After hearing both sides of the case against Paul, Felix kept Paul in custody but permitted him visitors. During this period, Felix held private meetings with Paul, hoping to receive bribes from him. Felix never made a verdict about Paul’s trial; he adjourned the case without a decision. Two years later, Festus succeeded Felix.

24:22

But when Felix heard these things, having more accurate knowledge of the Way,

Lysias had already launched Paul’s case by a formal letter to Felix and affirmed that the matter was an issue of Jewish law and he was not guilty of a Roman capital crime (Acts 23:29). Felix had some prior knowledge about the group called “the Way,” but obtained a “more accurate knowledge” of them.

he adjourned the proceedings and said, “When Lysias the commander comes down, I will make a decision on your case.”

Felix decided to delay Paul’s case until the Roman commander, Claudius Lysias, came from Jerusalem (Acts 23:26-27). There is no record of Felix summoning Lysias to come to testify.

24:23

So he commanded the centurion to keep Paul and to let him have liberty, and told him not to forbid any of his friends to provide for or visit him.

Felix commanded a centurion to put Paul in custody but gave liberty for his friends to visit him. His friends would care for his physical needs. He was kept under military custody. Out of fear of an uprising, Felix chose to appease the Jews rather than make a legal decision.

24:24

And after some days, when Felix came with his wife Drusilla, who was Jewish, he sent for Paul and heard him concerning the faith in Christ.

While waiting in custody in Caesarea, Felix came to the Praetorium with his wife, Drusilla, a Jewish woman, to meet with Paul privately to hear testimony about his faith in Christ. Drusilla divorced her husband to marry Felix, breaking Jewish law. She was the daughter of Herod Agrippa I and Felix’s third wife.

24:25

Now as he reasoned about righteousness, self-control, and the judgment to come, Felix was afraid and answered, “Go away for now; when I have a convenient time I will call for you.”

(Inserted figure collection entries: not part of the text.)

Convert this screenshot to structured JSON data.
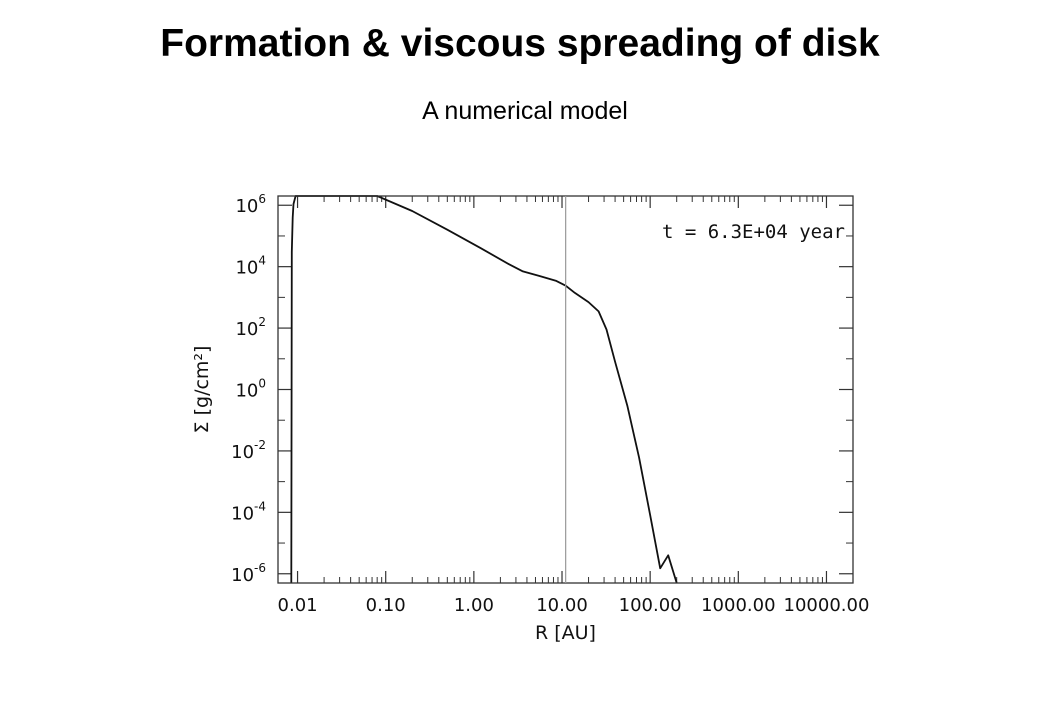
{
  "title": "Formation & viscous spreading of disk",
  "subtitle": "A numerical model",
  "chart_data": {
    "type": "line",
    "xscale": "log",
    "yscale": "log",
    "xlabel": "R [AU]",
    "ylabel": "Σ [g/cm²]",
    "xlim": [
      0.006,
      20000
    ],
    "ylim": [
      5e-07,
      2000000.0
    ],
    "x_tick_labels": [
      "0.01",
      "0.10",
      "1.00",
      "10.00",
      "100.00",
      "1000.00",
      "10000.00"
    ],
    "x_tick_values": [
      0.01,
      0.1,
      1,
      10,
      100,
      1000,
      10000
    ],
    "y_tick_values": [
      1000000.0,
      10000.0,
      100.0,
      1,
      0.01,
      0.0001,
      1e-06
    ],
    "y_tick_labels": [
      {
        "base": "10",
        "exp": "6"
      },
      {
        "base": "10",
        "exp": "4"
      },
      {
        "base": "10",
        "exp": "2"
      },
      {
        "base": "10",
        "exp": "0"
      },
      {
        "base": "10",
        "exp": "-2"
      },
      {
        "base": "10",
        "exp": "-4"
      },
      {
        "base": "10",
        "exp": "-6"
      }
    ],
    "annotation": "t = 6.3E+04 year",
    "vertical_line_x": 11,
    "grid": false,
    "series": [
      {
        "x": [
          0.0085,
          0.0086,
          0.0088,
          0.009,
          0.0095,
          0.0105,
          0.012,
          0.015,
          0.02,
          0.03,
          0.05,
          0.08,
          0.2,
          0.5,
          1.2,
          2.5,
          3.6,
          5.5,
          8.5,
          11,
          14,
          20,
          26,
          32,
          40,
          55,
          75,
          100,
          130,
          160,
          200
        ],
        "y": [
          5e-07,
          30000.0,
          400000.0,
          1100000.0,
          2200000.0,
          2800000.0,
          3200000.0,
          3500000.0,
          3600000.0,
          3400000.0,
          3000000.0,
          2500000.0,
          650000.0,
          160000.0,
          40000.0,
          12000.0,
          7000.0,
          5000.0,
          3500.0,
          2400.0,
          1400.0,
          700.0,
          350.0,
          90,
          8,
          0.3,
          0.006,
          8e-05,
          1.5e-06,
          4e-06,
          5e-07
        ]
      }
    ]
  }
}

Paul spoke of the implications of the gospel and that it carried moral and ethical consequences when Felix and his wife visited him in the Praetorium. After hearing Paul’s testimony, Felix was fearful of what he heard. The apostle reasoned about “righteousness, self-control, and the judgment to come.” He told Paul to “go away for now, but when Felix had “a convenient time” he would call for the apostle.

24:26

Meanwhile he also hoped that money would be given him by Paul, that he might release him. Therefore he sent for him more often and conversed with him.

Luke reported why Felix became apprehensive and afraid of what Paul said in this verse. The core values of the governor were greed and power. He wanted a bribe of money from Paul.

24:27

But after two years Porcius Festus succeeded Felix; and Felix, wanting to do the Jews a favor, left Paul bound.

Felix never decided on Paul’s case. He took the safe way of handling Paul’s case by not offending the Jews. Felix left Paul in military custody for two years because he wanted the political favor of the Jews. The Roman government removed him from office because he failed to keep the peace between Jews and Gentiles in Caesarea. He was succeeded in leadership two years later by Porcius Festus.

PRINCIPLE:

Believers should seize every opportunity to share the gospel.

APPLICATION:

Christians should have poise when charged with a crime before government. Believers can share the gospel under any circumstance with the proper approach. Paul kept his composure through the entire experience of trial and interaction with Felix. He was a model for us for presenting the gospel with poise and focusing on the gospel rather than personal attitudes toward others.